I don't know. Maybe it's the heat. Or the humidity. Or an effort to be heard in a political world that only has ears for Trump.

Whatever it is, it's created a midsummer silly season in the Pennsylvania governor's race.

Now, it's not uncommon for campaigns getting little attention during vacation times to, well, just throw stuff around to see what happens.

But what's happening these days in these campaigns is worth a little vetting.

Gov. Wolf's campaign is airing a 30-second TV ad in (at least) Western Pennsylvania markets claiming his Republican opponent, former State Sen. Scott Wagner, is "the very worst of Harrisburg."

He's not.

I've written about Harrisburg for 30 years. Seen lots of the bad, ugly, and awful. And I mean up close. Pols who went to prison for stealing your money. Pols who used unmonitored, unvouchered expenses to buy houses or go to law school. Pols who took bribes. And an unending parade of public servants from both parties who commit governmental malfeasance just by hanging around, padding their pensions while producing little or nothing of value.

Wagner's a long way from the "very worst."

Evidence offered in Wolf's ad? Wagner's "the ultimate Harrisburg insider."

The citation for this is a Harrisburg Patriot-News editorial. But that's a stretch. The ad implies Wagner's mired in all the swampy things Harrisburg represents. The editorial, published the day before the May primary, isn't about that. It's about Wagner's political metamorphosis from a 2014 York County Senate write-in candidate opposed by his party to a 2018 party-backed candidate for governor.

It noted Wagner went from "consummate outsider to the ultimate insider, enthusiastically embracing the state party endorsement."

And Wagner as a senator (he resigned last month) was more of a Harrisburg disrupter than a Harrisburg insider.

The ad also says Wagner is "the No. 1 champion for big oil and gas" who "blocked" a natural-gas severance tax sought by Wolf.

Fact is, the Republican legislature has repeatedly blocked such a tax since Ed Rendell was governor.

Oh, and Wagner's camp points to what Senate Democratic Leader Jay Costa of Allegheny County said on the Senate floor after Wagner's June 4 farewell speech.

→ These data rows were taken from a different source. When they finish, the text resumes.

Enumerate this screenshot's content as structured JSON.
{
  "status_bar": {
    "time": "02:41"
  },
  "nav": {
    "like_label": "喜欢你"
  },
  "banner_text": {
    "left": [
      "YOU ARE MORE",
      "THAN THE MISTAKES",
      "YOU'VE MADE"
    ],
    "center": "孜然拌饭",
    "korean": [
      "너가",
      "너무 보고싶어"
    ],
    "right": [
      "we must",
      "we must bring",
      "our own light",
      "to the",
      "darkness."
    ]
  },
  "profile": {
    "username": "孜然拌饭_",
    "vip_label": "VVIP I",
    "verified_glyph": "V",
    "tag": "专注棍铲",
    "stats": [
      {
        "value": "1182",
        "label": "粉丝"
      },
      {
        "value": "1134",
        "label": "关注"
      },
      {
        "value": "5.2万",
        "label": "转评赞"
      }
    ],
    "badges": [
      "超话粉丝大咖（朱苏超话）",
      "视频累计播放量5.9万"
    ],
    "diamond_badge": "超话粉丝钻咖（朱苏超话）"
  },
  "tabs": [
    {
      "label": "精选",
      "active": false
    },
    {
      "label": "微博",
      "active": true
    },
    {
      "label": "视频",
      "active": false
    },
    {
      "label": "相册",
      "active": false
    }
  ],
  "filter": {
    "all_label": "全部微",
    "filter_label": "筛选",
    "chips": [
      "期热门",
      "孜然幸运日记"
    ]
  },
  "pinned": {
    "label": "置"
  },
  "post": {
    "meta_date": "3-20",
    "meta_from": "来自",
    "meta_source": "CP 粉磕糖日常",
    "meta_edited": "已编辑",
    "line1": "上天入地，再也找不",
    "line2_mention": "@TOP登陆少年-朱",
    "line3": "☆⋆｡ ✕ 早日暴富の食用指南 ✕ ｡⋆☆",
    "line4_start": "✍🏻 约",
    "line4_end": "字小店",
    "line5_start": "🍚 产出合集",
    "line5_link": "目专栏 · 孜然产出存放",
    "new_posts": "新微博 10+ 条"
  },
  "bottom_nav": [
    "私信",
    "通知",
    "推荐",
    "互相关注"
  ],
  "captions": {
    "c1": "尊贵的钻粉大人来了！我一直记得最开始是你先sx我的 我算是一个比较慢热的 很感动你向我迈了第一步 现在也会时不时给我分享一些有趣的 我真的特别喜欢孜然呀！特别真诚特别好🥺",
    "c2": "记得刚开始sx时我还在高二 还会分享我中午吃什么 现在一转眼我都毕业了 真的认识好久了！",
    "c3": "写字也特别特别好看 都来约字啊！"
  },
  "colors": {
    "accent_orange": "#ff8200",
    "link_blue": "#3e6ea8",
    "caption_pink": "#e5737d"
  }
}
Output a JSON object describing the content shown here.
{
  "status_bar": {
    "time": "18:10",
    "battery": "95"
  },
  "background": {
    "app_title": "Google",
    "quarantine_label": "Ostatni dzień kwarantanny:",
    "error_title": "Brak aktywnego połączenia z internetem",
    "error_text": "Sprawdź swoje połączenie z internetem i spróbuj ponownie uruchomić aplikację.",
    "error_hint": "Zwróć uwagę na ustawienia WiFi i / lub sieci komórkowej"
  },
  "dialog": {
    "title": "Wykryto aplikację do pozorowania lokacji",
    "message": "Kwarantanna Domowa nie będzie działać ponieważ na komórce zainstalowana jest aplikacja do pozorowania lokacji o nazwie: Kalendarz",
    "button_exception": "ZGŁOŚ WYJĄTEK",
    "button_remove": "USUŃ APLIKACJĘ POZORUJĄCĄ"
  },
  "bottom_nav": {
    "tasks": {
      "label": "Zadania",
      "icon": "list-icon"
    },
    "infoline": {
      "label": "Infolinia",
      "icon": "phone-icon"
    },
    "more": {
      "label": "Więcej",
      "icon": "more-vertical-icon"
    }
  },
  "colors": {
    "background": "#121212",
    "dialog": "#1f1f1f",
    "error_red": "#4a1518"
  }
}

Costa said that while he and Wagner disagreed on "an issue or two," they had spirited debate: "What we had, which I think was beneficial to this commonwealth as a whole and certainly this chamber, was respectful, honest, and informed dialogue about issues affecting Pennsylvanians."

Sound like "Harrisburg's very worst?"

Ah, but silly politics is rarely one-sided.

Wagner's camp is claiming Wolf is out with a "new" plan to bankrupt rural school districts while pumping more money into city districts.

You know, the big, bad Wolf wants to boost his demographic/geographic base in an election year while sticking it to Republican areas.

Oh, the humanity!

Yes, Wolf said at a June 29 Philadelphia  news conference that he's for pushing all state school funding through a "fair-funding formula" to help poorer, urban districts and growing districts by factoring in tax base, poverty rates, and enrollment.

And, yes, that would mean a major change. Currently, the formula applies only to annual increases. Applying it to all funds would mean a boon to Philadelphia and other urban districts. And, at current funding levels, cuts to districts across the state, especially in rural areas.

But, come on. It'd require approval of a Republican legislature. (Like that'd ever happen.) The whole funding concept is tied up in state courts. And anyone remotely familiar with Pennsylvania knows no big change comes fast, if ever.

This is a nonsensical scare tactic about nothing new.

Wolf has always supported more money for education and a distribution formula fair to all districts.

Wagner, on the other hand, has said the state spends "enough money" on public schools. And if we laid off 10 percent of our teachers, "we'd never miss them."

This governor's race offers voters a real choice with stark differences. Issues such as a shale tax and school funding are worthy of debate. And maybe we can get there – if silly season passes.